しかし、その後、賠償者代位を考慮して和解した事例は掲載されていない。この弁護団の弁護士たちは、この問題をどう考えているのだろうか。何も問題ないというのだろうか。

 また、福島県弁護士会原子力発電所事故被害者救済支援センター運営委員会が公表している「原子力損害賠償紛争解決センター和解事例の分析Ver.2」(平成25年8月19日)には、「和解事例をみると、実質的に使用不能となった機器、資材、棚卸資産等が財物損害とされており(中略)あえて、財物の所有権留保条項を付記している事例も認められる(和解事例200、403)。」との記載があるが、それ以上の説明はない。


7 その他
 インターネットで調べた範囲で、この件に関する法曹関係者の意見はどうか。
 見つけた中では、法的な観点からまともにこの問題を取り上げているのは、中所克博弁護士のツイッターの発言だけであった。簡単ではあるが、ここで主な論点はほぼ取り上げられている。中所弁護士は、「やはり「所有権は東電に移らず被害者のもの」を原則としたうえ、所有権を欲しない被害者との間では個別対応するというのが合理的だと思う」とおっしゃるが、理論的には、先に述べたとおり、代位を原則としないと(東京電力に所有権が移るのを原則としないと)現行の法体系との整合性は取れなくなると思う。
 また、最後に、「私は、交換価値の金銭評価分を払っただけでは不動産賠償の全額を賠償したことにならないと考える」とお書きになっている。すなわち、全額支払ったという前提を覆すわけである。この考え方は当然あると思うし、魅力的である。私も、更に理論的な整理は必要だが、最後はそこに行きつくような気はする。
 しかし、国と東京電力は絶対にこの考え方は認めない(全額支払っていないことになってしまうので、当然である)だろうし、今後この問題を巡って問題が生じるとすると、所有権が東京電力に移ったことを主張する避難者の方から起こされることになると思われるが、その方たちは全額支払われたとしたいので、この考え方はとらないだろう。

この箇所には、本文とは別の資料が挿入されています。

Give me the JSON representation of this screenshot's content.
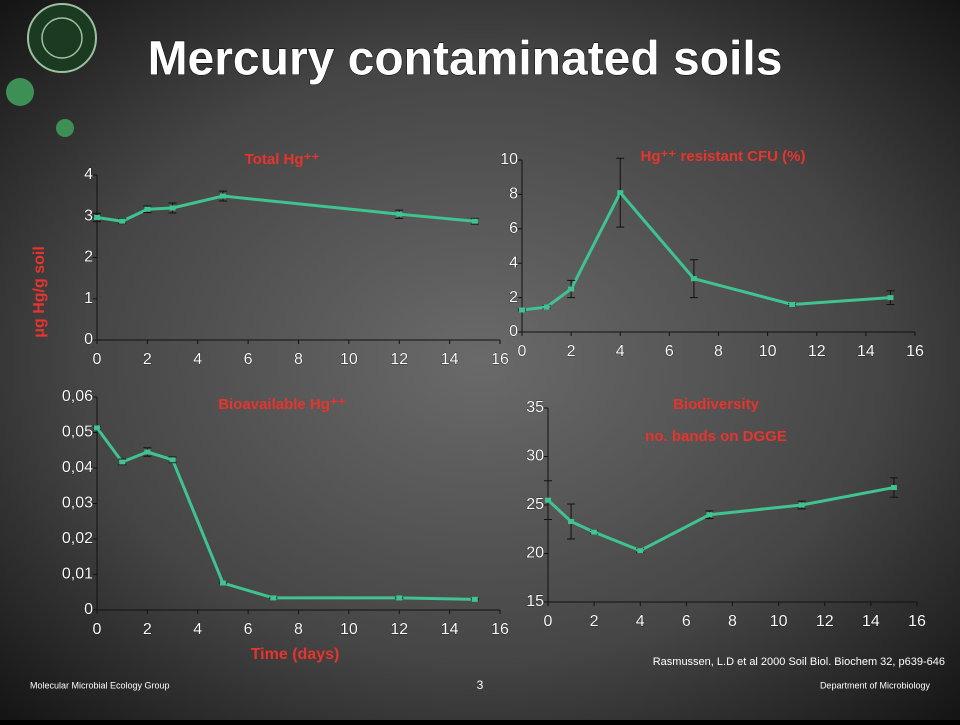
{
  "header": {
    "title": "Mercury contaminated soils"
  },
  "y_axis_label": "μg Hg/g soil",
  "x_axis_label": "Time (days)",
  "citation": "Rasmussen, L.D et al 2000 Soil Biol. Biochem 32, p639-646",
  "footer": {
    "left": "Molecular Microbial Ecology Group",
    "page": "3",
    "right": "Department of Microbiology"
  },
  "chart_data": [
    {
      "type": "line",
      "title": "Total Hg⁺⁺",
      "x": [
        0,
        1,
        2,
        3,
        5,
        12,
        15
      ],
      "series": [
        {
          "color": "#3fc391",
          "values": [
            2.97,
            2.88,
            3.17,
            3.2,
            3.49,
            3.05,
            2.88
          ],
          "errors": [
            0.1,
            0.06,
            0.08,
            0.12,
            0.12,
            0.1,
            0.07
          ]
        }
      ],
      "xlim": [
        0,
        16
      ],
      "xticks": [
        0,
        2,
        4,
        6,
        8,
        10,
        12,
        14,
        16
      ],
      "ylim": [
        0,
        4
      ],
      "yticks": [
        0,
        1,
        2,
        3,
        4
      ]
    },
    {
      "type": "line",
      "title": "Hg⁺⁺ resistant CFU (%)",
      "x": [
        0,
        1,
        2,
        4,
        7,
        11,
        15
      ],
      "series": [
        {
          "color": "#3fc391",
          "values": [
            1.28,
            1.45,
            2.5,
            8.1,
            3.1,
            1.6,
            2.0
          ],
          "errors": [
            0.05,
            0.1,
            0.5,
            2.0,
            1.1,
            0.05,
            0.4
          ]
        }
      ],
      "xlim": [
        0,
        16
      ],
      "xticks": [
        0,
        2,
        4,
        6,
        8,
        10,
        12,
        14,
        16
      ],
      "ylim": [
        0,
        10
      ],
      "yticks": [
        0,
        2,
        4,
        6,
        8,
        10
      ]
    },
    {
      "type": "line",
      "title": "Bioavailable Hg⁺⁺",
      "x": [
        0,
        1,
        2,
        3,
        5,
        7,
        12,
        15
      ],
      "series": [
        {
          "color": "#3fc391",
          "values": [
            0.0513,
            0.0417,
            0.0445,
            0.0423,
            0.0076,
            0.0034,
            0.0034,
            0.003
          ],
          "errors": [
            0.0005,
            0.0008,
            0.0012,
            0.0008,
            0.0002,
            0.0002,
            0.0002,
            0.0002
          ]
        }
      ],
      "xlim": [
        0,
        16
      ],
      "xticks": [
        0,
        2,
        4,
        6,
        8,
        10,
        12,
        14,
        16
      ],
      "ylim": [
        0,
        0.06
      ],
      "yticks": [
        0,
        {
          "value": 0.01,
          "label": "0,01"
        },
        {
          "value": 0.02,
          "label": "0,02"
        },
        {
          "value": 0.03,
          "label": "0,03"
        },
        {
          "value": 0.04,
          "label": "0,04"
        },
        {
          "value": 0.05,
          "label": "0,05"
        },
        {
          "value": 0.06,
          "label": "0,06"
        }
      ]
    },
    {
      "type": "line",
      "title": "Biodiversity",
      "subtitle": "no. bands on DGGE",
      "x": [
        0,
        1,
        2,
        4,
        7,
        11,
        15
      ],
      "series": [
        {
          "color": "#3fc391",
          "values": [
            25.5,
            23.3,
            22.2,
            20.3,
            24,
            25,
            26.8
          ],
          "errors": [
            2,
            1.8,
            0.2,
            0.2,
            0.4,
            0.4,
            1
          ]
        }
      ],
      "xlim": [
        0,
        16
      ],
      "xticks": [
        0,
        2,
        4,
        6,
        8,
        10,
        12,
        14,
        16
      ],
      "ylim": [
        15,
        35
      ],
      "yticks": [
        15,
        20,
        25,
        30,
        35
      ]
    }
  ]
}
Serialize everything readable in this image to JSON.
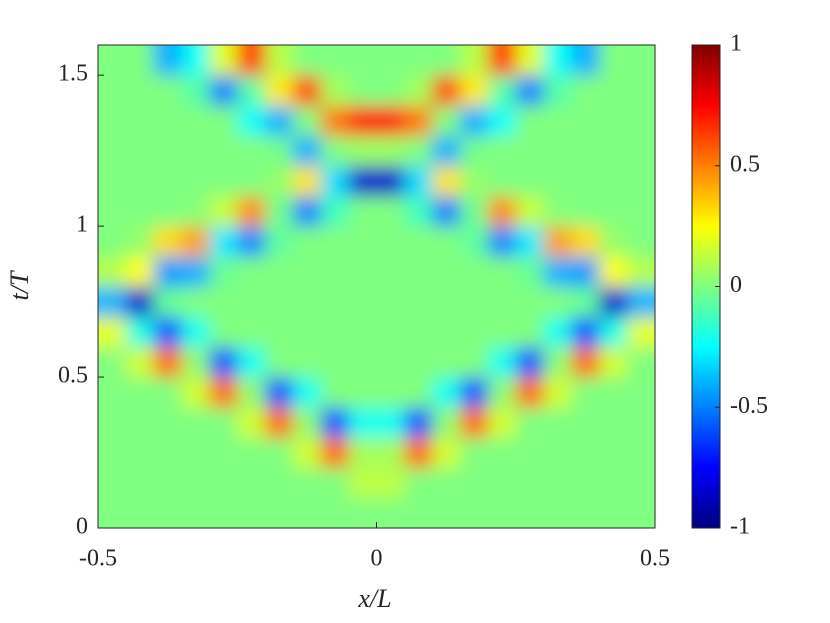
{
  "chart_data": {
    "type": "heatmap",
    "xlabel": "x/L",
    "ylabel": "t/T",
    "colormap": "jet",
    "x": [
      -0.475,
      -0.425,
      -0.375,
      -0.325,
      -0.275,
      -0.225,
      -0.175,
      -0.125,
      -0.075,
      -0.025,
      0.025,
      0.075,
      0.125,
      0.175,
      0.225,
      0.275,
      0.325,
      0.375,
      0.425,
      0.475
    ],
    "y": [
      0.05,
      0.15,
      0.25,
      0.35,
      0.45,
      0.55,
      0.65,
      0.75,
      0.85,
      0.95,
      1.05,
      1.15,
      1.25,
      1.35,
      1.45,
      1.55
    ],
    "values": [
      [
        0,
        0,
        0,
        0,
        0,
        0,
        0,
        0,
        0,
        0,
        0,
        0,
        0,
        0,
        0,
        0,
        0,
        0,
        0,
        0
      ],
      [
        0,
        0,
        0,
        0,
        0,
        0,
        0,
        0,
        0,
        0.12,
        0.12,
        0,
        0,
        0,
        0,
        0,
        0,
        0,
        0,
        0
      ],
      [
        0,
        0,
        0,
        0,
        0,
        0,
        0,
        0.16,
        0.55,
        0.07,
        0.07,
        0.55,
        0.16,
        0,
        0,
        0,
        0,
        0,
        0,
        0
      ],
      [
        0,
        0,
        0,
        0,
        0,
        0.16,
        0.55,
        0.03,
        -0.6,
        -0.22,
        -0.22,
        -0.6,
        0.03,
        0.55,
        0.16,
        0,
        0,
        0,
        0,
        0
      ],
      [
        0,
        0,
        0,
        0.16,
        0.55,
        0.03,
        -0.6,
        -0.22,
        0,
        0,
        0,
        0,
        -0.22,
        -0.6,
        0.03,
        0.55,
        0.16,
        0,
        0,
        0
      ],
      [
        0,
        0.16,
        0.55,
        0.03,
        -0.6,
        -0.22,
        0,
        0,
        0,
        0,
        0,
        0,
        0,
        0,
        -0.22,
        -0.6,
        0.03,
        0.55,
        0.16,
        0
      ],
      [
        0.2,
        -0.2,
        -0.6,
        -0.22,
        0,
        0,
        0,
        0,
        0,
        0,
        0,
        0,
        0,
        0,
        0,
        0,
        -0.22,
        -0.6,
        -0.2,
        0.2
      ],
      [
        -0.4,
        -0.85,
        -0.05,
        0,
        0,
        0,
        0,
        0,
        0,
        0,
        0,
        0,
        0,
        0,
        0,
        0,
        0,
        -0.05,
        -0.85,
        -0.4
      ],
      [
        0.1,
        0.25,
        -0.45,
        -0.41,
        -0.04,
        0,
        0,
        0,
        0,
        0,
        0,
        0,
        0,
        0,
        0,
        -0.04,
        -0.41,
        -0.45,
        0.25,
        0.1
      ],
      [
        0,
        0.04,
        0.32,
        0.44,
        -0.29,
        -0.49,
        -0.06,
        0,
        0,
        0,
        0,
        0,
        0,
        -0.06,
        -0.49,
        -0.29,
        0.44,
        0.32,
        0.04,
        0
      ],
      [
        0,
        0,
        0,
        0.01,
        0.14,
        0.48,
        -0.03,
        -0.5,
        -0.12,
        0,
        0,
        -0.12,
        -0.5,
        -0.03,
        0.48,
        0.14,
        0.01,
        0,
        0,
        0
      ],
      [
        0,
        0,
        0,
        0,
        0,
        0,
        0.04,
        0.3,
        -0.32,
        -0.85,
        -0.85,
        -0.32,
        0.3,
        0.04,
        0,
        0,
        0,
        0,
        0,
        0
      ],
      [
        0,
        0,
        0,
        0,
        0,
        0,
        -0.02,
        -0.41,
        0,
        0.05,
        0.05,
        0,
        -0.41,
        -0.02,
        0,
        0,
        0,
        0,
        0,
        0
      ],
      [
        0,
        0,
        0,
        0,
        0,
        -0.23,
        -0.41,
        0,
        0.51,
        0.74,
        0.74,
        0.51,
        0,
        -0.41,
        -0.23,
        0,
        0,
        0,
        0,
        0
      ],
      [
        0,
        0,
        0,
        -0.08,
        -0.5,
        -0.08,
        0.29,
        0.62,
        0.07,
        0,
        0,
        0.07,
        0.62,
        0.29,
        -0.08,
        -0.5,
        -0.08,
        0,
        0,
        0
      ],
      [
        0,
        0,
        -0.41,
        -0.23,
        0.19,
        0.65,
        0.11,
        0,
        0,
        0,
        0,
        0,
        0,
        0.11,
        0.65,
        0.19,
        -0.23,
        -0.41,
        0,
        0
      ]
    ],
    "xlim": [
      -0.5,
      0.5
    ],
    "ylim": [
      0,
      1.6
    ],
    "xticks": [
      -0.5,
      0,
      0.5
    ],
    "yticks": [
      0,
      0.5,
      1,
      1.5
    ],
    "clim": [
      -1,
      1
    ],
    "cticks": [
      -1,
      -0.5,
      0,
      0.5,
      1
    ]
  }
}
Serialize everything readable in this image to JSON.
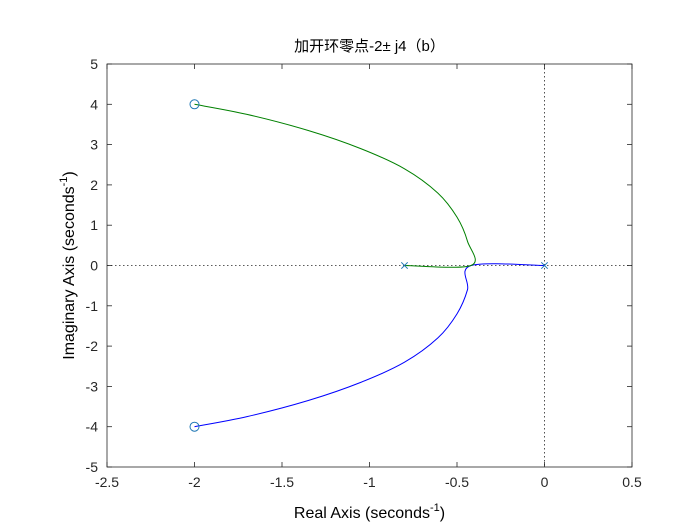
{
  "chart_data": {
    "type": "line",
    "title": "加开环零点-2± j4（b）",
    "xlabel": {
      "text": "Real Axis (seconds",
      "sup": "-1",
      "close": ")"
    },
    "ylabel": {
      "text": "Imaginary Axis (seconds",
      "sup": "-1",
      "close": ")"
    },
    "xlim": [
      -2.5,
      0.5
    ],
    "ylim": [
      -5,
      5
    ],
    "xticks": [
      -2.5,
      -2,
      -1.5,
      -1,
      -0.5,
      0,
      0.5
    ],
    "xtick_labels": [
      "-2.5",
      "-2",
      "-1.5",
      "-1",
      "-0.5",
      "0",
      "0.5"
    ],
    "yticks": [
      -5,
      -4,
      -3,
      -2,
      -1,
      0,
      1,
      2,
      3,
      4,
      5
    ],
    "ytick_labels": [
      "-5",
      "-4",
      "-3",
      "-2",
      "-1",
      "0",
      "1",
      "2",
      "3",
      "4",
      "5"
    ],
    "grid": false,
    "reference_lines": {
      "x": 0,
      "y": 0,
      "style": "dotted"
    },
    "poles": [
      {
        "re": -0.8,
        "im": 0
      },
      {
        "re": 0,
        "im": 0
      }
    ],
    "zeros": [
      {
        "re": -2,
        "im": 4
      },
      {
        "re": -2,
        "im": -4
      }
    ],
    "series": [
      {
        "color": "#0000ff",
        "points": [
          [
            0,
            0
          ],
          [
            -0.42,
            0
          ],
          [
            -0.44,
            -0.6
          ],
          [
            -0.5,
            -1.2
          ],
          [
            -0.61,
            -1.8
          ],
          [
            -0.8,
            -2.4
          ],
          [
            -1.05,
            -2.9
          ],
          [
            -1.35,
            -3.35
          ],
          [
            -1.7,
            -3.75
          ],
          [
            -2,
            -4
          ]
        ]
      },
      {
        "color": "#008000",
        "points": [
          [
            -0.8,
            0
          ],
          [
            -0.42,
            0
          ],
          [
            -0.44,
            0.6
          ],
          [
            -0.5,
            1.2
          ],
          [
            -0.61,
            1.8
          ],
          [
            -0.8,
            2.4
          ],
          [
            -1.05,
            2.9
          ],
          [
            -1.35,
            3.35
          ],
          [
            -1.7,
            3.75
          ],
          [
            -2,
            4
          ]
        ]
      }
    ],
    "marker_color": "#1f77b4",
    "axis_color": "#262626"
  }
}
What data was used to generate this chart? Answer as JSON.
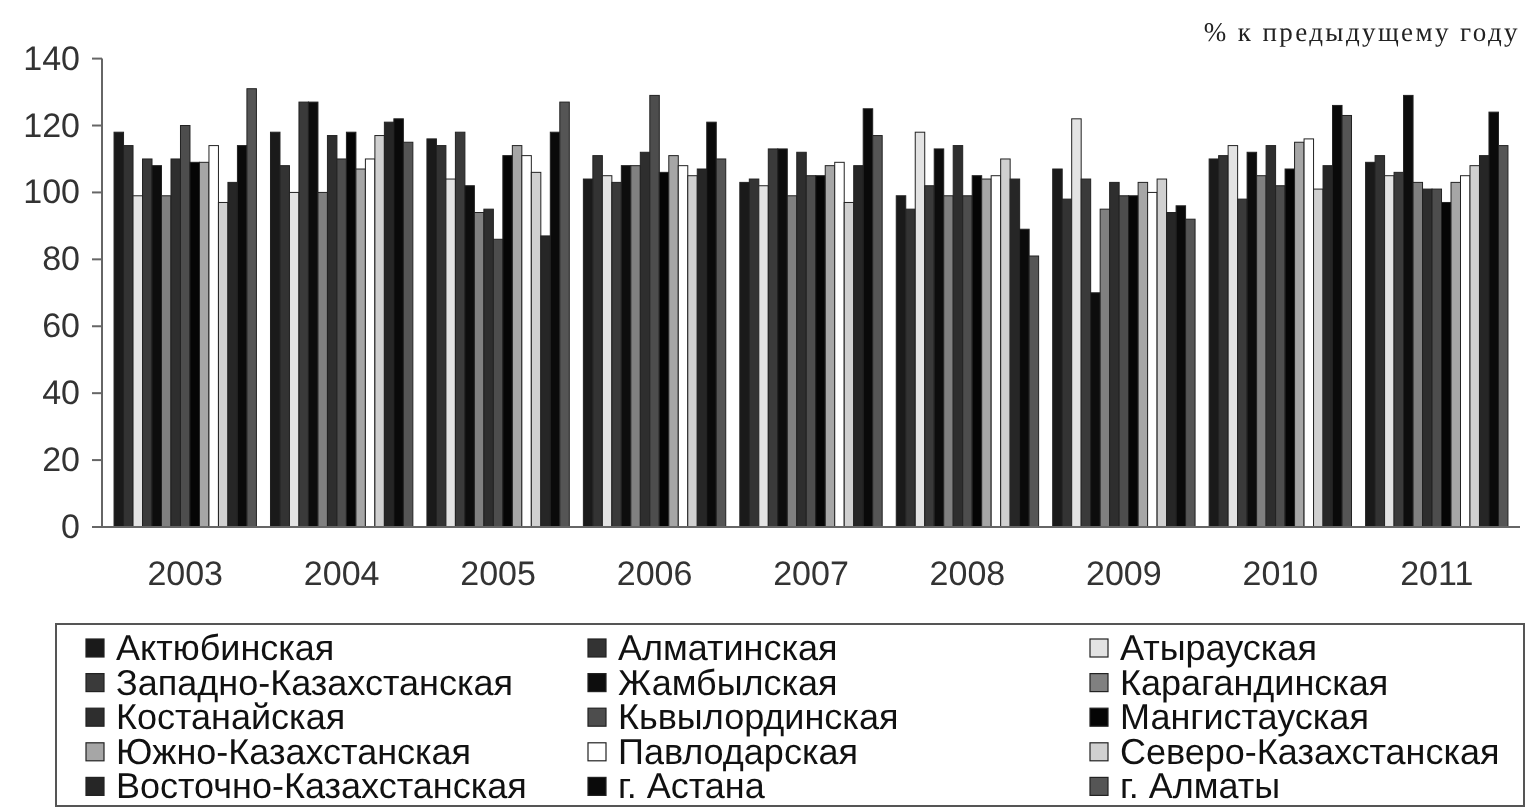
{
  "chart_data": {
    "type": "bar",
    "ylabel": "% к предыдущему году",
    "categories": [
      "2003",
      "2004",
      "2005",
      "2006",
      "2007",
      "2008",
      "2009",
      "2010",
      "2011"
    ],
    "series": [
      {
        "name": "Актюбинская",
        "color": "#1a1a1a",
        "values": [
          118,
          118,
          116,
          104,
          103,
          99,
          107,
          110,
          109
        ]
      },
      {
        "name": "Алматинская",
        "color": "#333333",
        "values": [
          114,
          108,
          114,
          111,
          104,
          95,
          98,
          111,
          111
        ]
      },
      {
        "name": "Атырауская",
        "color": "#e3e3e3",
        "values": [
          99,
          100,
          104,
          105,
          102,
          118,
          122,
          114,
          105
        ]
      },
      {
        "name": "Западно-Казахстанская",
        "color": "#3a3a3a",
        "values": [
          110,
          127,
          118,
          103,
          113,
          102,
          104,
          98,
          106
        ]
      },
      {
        "name": "Жамбылская",
        "color": "#0d0d0d",
        "values": [
          108,
          127,
          102,
          108,
          113,
          113,
          70,
          112,
          129
        ]
      },
      {
        "name": "Карагандинская",
        "color": "#808080",
        "values": [
          99,
          100,
          94,
          108,
          99,
          99,
          95,
          105,
          103
        ]
      },
      {
        "name": "Костанайская",
        "color": "#2e2e2e",
        "values": [
          110,
          117,
          95,
          112,
          112,
          114,
          103,
          114,
          101
        ]
      },
      {
        "name": "Кьвылординская",
        "color": "#4d4d4d",
        "values": [
          120,
          110,
          86,
          129,
          105,
          99,
          99,
          102,
          101
        ]
      },
      {
        "name": "Мангистауская",
        "color": "#050505",
        "values": [
          109,
          118,
          111,
          106,
          105,
          105,
          99,
          107,
          97
        ]
      },
      {
        "name": "Южно-Казахстанская",
        "color": "#a6a6a6",
        "values": [
          109,
          107,
          114,
          111,
          108,
          104,
          103,
          115,
          103
        ]
      },
      {
        "name": "Павлодарская",
        "color": "#ffffff",
        "values": [
          114,
          110,
          111,
          108,
          109,
          105,
          100,
          116,
          105
        ]
      },
      {
        "name": "Северо-Казахстанская",
        "color": "#d0d0d0",
        "values": [
          97,
          117,
          106,
          105,
          97,
          110,
          104,
          101,
          108
        ]
      },
      {
        "name": "Восточно-Казахстанская",
        "color": "#262626",
        "values": [
          103,
          121,
          87,
          107,
          108,
          104,
          94,
          108,
          111
        ]
      },
      {
        "name": "г. Астана",
        "color": "#0a0a0a",
        "values": [
          114,
          122,
          118,
          121,
          125,
          89,
          96,
          126,
          124
        ]
      },
      {
        "name": "г. Алматы",
        "color": "#555555",
        "values": [
          131,
          115,
          127,
          110,
          117,
          81,
          92,
          123,
          114
        ]
      }
    ],
    "ylim": [
      0,
      140
    ],
    "yticks": [
      0,
      20,
      40,
      60,
      80,
      100,
      120,
      140
    ],
    "legend": "bottom"
  }
}
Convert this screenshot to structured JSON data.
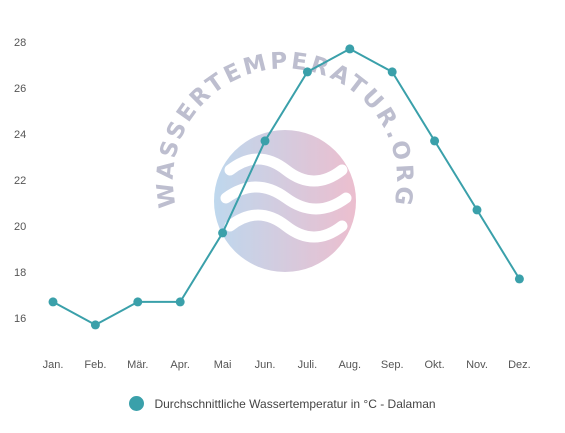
{
  "colors": {
    "series": "#3aa0aa",
    "tick_text": "#555555"
  },
  "watermark": {
    "text": "WASSERTEMPERATUR.ORG",
    "icon": "waves-logo-icon"
  },
  "chart_data": {
    "type": "line",
    "categories": [
      "Jan.",
      "Feb.",
      "Mär.",
      "Apr.",
      "Mai",
      "Jun.",
      "Juli.",
      "Aug.",
      "Sep.",
      "Okt.",
      "Nov.",
      "Dez."
    ],
    "series": [
      {
        "name": "Durchschnittliche Wassertemperatur in °C - Dalaman",
        "values": [
          16.7,
          15.7,
          16.7,
          16.7,
          19.7,
          23.7,
          26.7,
          27.7,
          26.7,
          23.7,
          20.7,
          17.7
        ]
      }
    ],
    "y_ticks": [
      16,
      18,
      20,
      22,
      24,
      26,
      28
    ],
    "ylim": [
      15,
      28.5
    ],
    "grid": false,
    "legend_position": "bottom-center"
  }
}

 もう一つは、前述の菅波司法書士のブログがある。ここではいろいろな材料が提供されていて、今回非常に参考にさせてもらったので、一度御覧いただきたいが、残念ながら、疑問点が並べられているだけで、筆者の法的な観点からの見解は示されておらず、法律家の書かれたものとしては突込みが甘く残念である。
 なお、同ブログには、菅波氏の所属する福島県司法書士会の宣伝があるが、同会のホームページにある「財物(土地・建物・家財等)と東電賠償Q&A」にはこの代位の問題は全く取り上げられておらず、こちらも期待外れで残念である。

 それにしても、法曹関係者がこの問題を取り上げているのがたったこれだけとは。